The CEO of Synctera, Peter Hazlehurst, gave an impression of confidence in which the company is directed. Hazlehurst said,

“We are very pleased to earn the trust of increasingly larger and more complex customers and partners.

The ongoing evolution of our business and steadfast support of our investors enable us to continue to drive scalable growth and excellence for our customers and community of banks”

Following the new investment and partnerships, it is clear that Synctera is prepared to further extend its reach as a foundational player in the embedded finance space. In an increasingly pressing time for BaaS solution providers, Synctera’s agility and innovation will be instrumental in defining the fintech world.

Embedded finance is highly convenient for various types of businesses. As the name says, it refers to embedding or integrating the financial services seamlessly into the apps and service level of companies that are outside the finance industry. One example would be, at retail stores, customers can benefit with a buy now, pay later (BNPL) option that actually provides third-party loans integrations at point-of-sale. Hence, using APIs, companies integrating with banking, lending, insurance, and investment services, with their customer offerings that link to financial partners.
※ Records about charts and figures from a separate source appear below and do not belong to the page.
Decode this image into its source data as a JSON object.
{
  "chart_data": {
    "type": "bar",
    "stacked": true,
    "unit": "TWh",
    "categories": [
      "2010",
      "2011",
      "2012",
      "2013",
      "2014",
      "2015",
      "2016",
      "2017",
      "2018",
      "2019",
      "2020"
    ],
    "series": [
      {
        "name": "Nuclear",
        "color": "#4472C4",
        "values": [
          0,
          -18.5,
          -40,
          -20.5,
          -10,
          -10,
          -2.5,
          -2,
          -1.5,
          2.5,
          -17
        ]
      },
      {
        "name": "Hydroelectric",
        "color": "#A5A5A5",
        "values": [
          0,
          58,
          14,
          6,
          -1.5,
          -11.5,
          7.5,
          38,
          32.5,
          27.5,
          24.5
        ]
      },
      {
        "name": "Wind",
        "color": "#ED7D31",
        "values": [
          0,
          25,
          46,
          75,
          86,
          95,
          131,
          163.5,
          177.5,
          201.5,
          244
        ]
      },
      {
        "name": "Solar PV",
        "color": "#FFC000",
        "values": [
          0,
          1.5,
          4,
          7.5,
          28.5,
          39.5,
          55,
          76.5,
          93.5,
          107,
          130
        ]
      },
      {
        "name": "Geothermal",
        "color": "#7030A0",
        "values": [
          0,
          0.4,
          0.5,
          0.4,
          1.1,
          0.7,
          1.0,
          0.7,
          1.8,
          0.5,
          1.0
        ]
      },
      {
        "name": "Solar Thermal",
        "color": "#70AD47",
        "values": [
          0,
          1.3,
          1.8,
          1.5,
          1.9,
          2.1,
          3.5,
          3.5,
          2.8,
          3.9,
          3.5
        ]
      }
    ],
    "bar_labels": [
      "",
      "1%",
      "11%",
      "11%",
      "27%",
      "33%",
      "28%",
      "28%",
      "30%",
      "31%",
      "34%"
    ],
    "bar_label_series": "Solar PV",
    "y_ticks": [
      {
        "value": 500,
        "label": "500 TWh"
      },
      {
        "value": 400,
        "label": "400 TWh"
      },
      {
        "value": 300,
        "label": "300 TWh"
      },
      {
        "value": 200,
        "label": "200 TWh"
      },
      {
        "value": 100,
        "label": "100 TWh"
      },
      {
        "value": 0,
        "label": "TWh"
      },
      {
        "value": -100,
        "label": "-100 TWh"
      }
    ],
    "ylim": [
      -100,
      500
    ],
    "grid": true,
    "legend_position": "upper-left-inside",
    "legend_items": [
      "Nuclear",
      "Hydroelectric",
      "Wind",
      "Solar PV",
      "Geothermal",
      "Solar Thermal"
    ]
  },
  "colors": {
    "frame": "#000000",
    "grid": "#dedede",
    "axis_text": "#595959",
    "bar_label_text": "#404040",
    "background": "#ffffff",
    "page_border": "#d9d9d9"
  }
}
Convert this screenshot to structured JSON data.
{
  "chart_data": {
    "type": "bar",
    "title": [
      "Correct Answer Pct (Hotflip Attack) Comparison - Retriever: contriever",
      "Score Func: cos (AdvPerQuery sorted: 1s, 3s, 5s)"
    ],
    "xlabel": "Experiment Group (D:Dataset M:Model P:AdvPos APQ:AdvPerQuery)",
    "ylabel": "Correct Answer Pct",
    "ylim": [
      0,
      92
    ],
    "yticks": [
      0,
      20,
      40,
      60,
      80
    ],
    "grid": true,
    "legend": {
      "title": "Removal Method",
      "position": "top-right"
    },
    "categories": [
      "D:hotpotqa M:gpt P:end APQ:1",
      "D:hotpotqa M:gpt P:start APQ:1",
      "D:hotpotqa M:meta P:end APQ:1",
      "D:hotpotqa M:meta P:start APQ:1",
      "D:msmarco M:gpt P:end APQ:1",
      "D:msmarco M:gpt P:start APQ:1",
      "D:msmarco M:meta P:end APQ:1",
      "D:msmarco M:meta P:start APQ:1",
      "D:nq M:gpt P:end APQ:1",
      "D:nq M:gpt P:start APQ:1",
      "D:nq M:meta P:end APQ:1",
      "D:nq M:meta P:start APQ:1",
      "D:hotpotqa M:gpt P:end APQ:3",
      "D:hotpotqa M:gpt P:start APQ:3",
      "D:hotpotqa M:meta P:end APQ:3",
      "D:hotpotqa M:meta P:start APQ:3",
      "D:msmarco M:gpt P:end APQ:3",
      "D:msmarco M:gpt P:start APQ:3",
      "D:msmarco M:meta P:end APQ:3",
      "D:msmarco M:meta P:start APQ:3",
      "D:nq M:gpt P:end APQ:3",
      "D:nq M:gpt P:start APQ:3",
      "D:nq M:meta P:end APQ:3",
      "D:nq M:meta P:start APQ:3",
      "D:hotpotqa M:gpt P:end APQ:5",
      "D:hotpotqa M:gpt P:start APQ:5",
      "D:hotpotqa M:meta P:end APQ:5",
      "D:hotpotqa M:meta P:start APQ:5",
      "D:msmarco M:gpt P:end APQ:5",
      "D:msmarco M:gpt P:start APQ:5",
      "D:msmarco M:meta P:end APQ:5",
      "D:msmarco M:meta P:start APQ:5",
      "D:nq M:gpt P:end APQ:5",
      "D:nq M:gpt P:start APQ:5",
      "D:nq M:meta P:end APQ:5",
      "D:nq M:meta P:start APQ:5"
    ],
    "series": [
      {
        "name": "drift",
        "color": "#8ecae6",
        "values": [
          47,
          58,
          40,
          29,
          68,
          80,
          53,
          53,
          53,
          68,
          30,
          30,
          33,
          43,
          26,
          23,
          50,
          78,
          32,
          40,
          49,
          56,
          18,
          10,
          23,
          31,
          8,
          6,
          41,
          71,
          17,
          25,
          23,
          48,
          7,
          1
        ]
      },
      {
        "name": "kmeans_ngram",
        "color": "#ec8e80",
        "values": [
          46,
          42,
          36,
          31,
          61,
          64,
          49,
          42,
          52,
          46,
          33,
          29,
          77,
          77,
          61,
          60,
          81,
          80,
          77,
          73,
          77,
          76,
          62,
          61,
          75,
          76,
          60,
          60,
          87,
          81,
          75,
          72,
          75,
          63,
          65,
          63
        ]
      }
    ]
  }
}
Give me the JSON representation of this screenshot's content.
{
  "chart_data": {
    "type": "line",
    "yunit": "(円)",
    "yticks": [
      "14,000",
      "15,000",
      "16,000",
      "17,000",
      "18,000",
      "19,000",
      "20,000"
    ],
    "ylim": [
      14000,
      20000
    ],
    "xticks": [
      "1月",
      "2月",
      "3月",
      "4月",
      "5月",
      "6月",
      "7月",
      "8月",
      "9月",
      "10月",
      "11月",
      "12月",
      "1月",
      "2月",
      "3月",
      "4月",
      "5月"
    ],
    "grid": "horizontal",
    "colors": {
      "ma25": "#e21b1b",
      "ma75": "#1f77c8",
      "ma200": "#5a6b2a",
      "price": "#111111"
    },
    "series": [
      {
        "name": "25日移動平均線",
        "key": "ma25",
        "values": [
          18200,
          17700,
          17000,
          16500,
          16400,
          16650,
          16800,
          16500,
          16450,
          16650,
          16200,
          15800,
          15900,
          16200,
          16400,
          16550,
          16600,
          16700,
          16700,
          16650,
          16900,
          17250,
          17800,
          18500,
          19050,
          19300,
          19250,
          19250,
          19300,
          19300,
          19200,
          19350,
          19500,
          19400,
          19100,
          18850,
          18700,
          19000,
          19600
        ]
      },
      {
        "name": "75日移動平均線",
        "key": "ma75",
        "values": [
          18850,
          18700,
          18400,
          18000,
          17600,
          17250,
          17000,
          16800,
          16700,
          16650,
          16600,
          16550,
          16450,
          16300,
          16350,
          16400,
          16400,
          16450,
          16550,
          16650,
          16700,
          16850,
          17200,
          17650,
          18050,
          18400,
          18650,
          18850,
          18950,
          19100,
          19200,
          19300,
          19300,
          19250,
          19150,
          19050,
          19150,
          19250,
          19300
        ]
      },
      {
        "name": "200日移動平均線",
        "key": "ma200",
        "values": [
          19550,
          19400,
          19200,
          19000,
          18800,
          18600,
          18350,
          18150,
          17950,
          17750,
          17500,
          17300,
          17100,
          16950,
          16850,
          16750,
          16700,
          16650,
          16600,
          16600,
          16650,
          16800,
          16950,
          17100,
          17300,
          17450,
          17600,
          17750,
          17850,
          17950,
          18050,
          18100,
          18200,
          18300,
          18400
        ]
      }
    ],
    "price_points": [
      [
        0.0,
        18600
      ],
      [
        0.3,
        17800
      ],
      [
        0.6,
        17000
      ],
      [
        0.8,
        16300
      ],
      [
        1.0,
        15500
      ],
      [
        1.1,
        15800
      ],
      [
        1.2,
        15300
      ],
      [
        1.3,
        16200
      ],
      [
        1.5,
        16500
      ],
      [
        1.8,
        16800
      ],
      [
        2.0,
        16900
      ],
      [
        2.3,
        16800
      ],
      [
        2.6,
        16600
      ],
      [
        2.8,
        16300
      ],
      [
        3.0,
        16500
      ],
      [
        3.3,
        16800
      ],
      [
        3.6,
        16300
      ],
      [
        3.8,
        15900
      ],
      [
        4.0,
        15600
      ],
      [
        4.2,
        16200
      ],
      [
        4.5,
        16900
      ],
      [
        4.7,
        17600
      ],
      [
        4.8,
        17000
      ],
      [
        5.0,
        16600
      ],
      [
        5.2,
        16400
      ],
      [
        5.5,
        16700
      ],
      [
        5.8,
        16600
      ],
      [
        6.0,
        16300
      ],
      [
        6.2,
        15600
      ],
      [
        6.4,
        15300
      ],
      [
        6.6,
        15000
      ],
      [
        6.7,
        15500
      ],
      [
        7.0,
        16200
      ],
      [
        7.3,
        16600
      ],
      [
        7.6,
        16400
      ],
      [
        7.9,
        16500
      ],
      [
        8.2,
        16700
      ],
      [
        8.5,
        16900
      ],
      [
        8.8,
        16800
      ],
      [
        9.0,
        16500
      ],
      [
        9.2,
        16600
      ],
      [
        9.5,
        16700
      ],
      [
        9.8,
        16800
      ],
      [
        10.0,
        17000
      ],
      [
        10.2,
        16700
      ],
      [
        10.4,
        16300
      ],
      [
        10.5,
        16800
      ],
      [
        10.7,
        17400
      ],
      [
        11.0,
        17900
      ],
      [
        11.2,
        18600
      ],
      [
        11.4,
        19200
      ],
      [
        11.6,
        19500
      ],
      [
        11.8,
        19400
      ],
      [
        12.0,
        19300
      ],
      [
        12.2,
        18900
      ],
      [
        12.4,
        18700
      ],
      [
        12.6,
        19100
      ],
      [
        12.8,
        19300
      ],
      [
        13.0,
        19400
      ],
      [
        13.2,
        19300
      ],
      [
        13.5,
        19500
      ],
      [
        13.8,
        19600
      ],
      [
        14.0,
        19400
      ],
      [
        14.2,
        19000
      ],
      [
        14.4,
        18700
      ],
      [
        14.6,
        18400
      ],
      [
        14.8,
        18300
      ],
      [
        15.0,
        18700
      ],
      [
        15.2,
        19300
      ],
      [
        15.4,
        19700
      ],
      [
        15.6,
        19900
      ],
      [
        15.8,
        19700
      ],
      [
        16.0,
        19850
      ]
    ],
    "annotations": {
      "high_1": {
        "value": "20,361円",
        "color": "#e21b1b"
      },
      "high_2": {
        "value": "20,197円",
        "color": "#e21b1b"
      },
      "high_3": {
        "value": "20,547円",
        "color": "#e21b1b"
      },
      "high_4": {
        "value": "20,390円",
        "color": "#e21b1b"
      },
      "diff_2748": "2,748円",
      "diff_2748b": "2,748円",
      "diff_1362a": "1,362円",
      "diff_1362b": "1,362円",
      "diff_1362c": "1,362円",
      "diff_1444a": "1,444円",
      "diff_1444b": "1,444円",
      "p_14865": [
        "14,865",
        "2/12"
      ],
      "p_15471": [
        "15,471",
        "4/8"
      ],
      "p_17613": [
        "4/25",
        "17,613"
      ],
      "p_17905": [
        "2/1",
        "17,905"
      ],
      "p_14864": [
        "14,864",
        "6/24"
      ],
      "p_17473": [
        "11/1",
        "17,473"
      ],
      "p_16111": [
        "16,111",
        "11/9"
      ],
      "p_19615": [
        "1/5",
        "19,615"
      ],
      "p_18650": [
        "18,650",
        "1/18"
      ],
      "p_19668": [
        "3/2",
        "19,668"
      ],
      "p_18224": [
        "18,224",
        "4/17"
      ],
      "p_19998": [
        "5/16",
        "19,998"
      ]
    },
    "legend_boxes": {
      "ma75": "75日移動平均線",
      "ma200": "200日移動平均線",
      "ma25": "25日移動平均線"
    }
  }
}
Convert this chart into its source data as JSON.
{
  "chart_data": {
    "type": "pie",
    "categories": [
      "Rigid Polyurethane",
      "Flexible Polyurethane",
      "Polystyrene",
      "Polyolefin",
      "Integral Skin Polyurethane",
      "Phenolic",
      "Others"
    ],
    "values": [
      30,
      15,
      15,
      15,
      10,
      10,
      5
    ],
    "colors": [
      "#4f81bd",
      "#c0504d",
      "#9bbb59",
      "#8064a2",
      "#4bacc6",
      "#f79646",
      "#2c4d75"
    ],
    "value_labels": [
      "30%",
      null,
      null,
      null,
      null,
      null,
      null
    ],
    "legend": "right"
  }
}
The shift in financial technology is bringing the most recent funding rounds from Synctera, along with its increasing list of high-profile customers, into sharp focus where more demand for flexible and scalable banking solutions lies ahead. With a total of $94 million in funding, core partnerships, and a commitment to innovation, the company identifies itself as a leader in the space of embedded finance. The more competition the company faces within its BaaS sector, the more critical it will be for Synctera to find its comfort in its growth with integration, security, and compliance.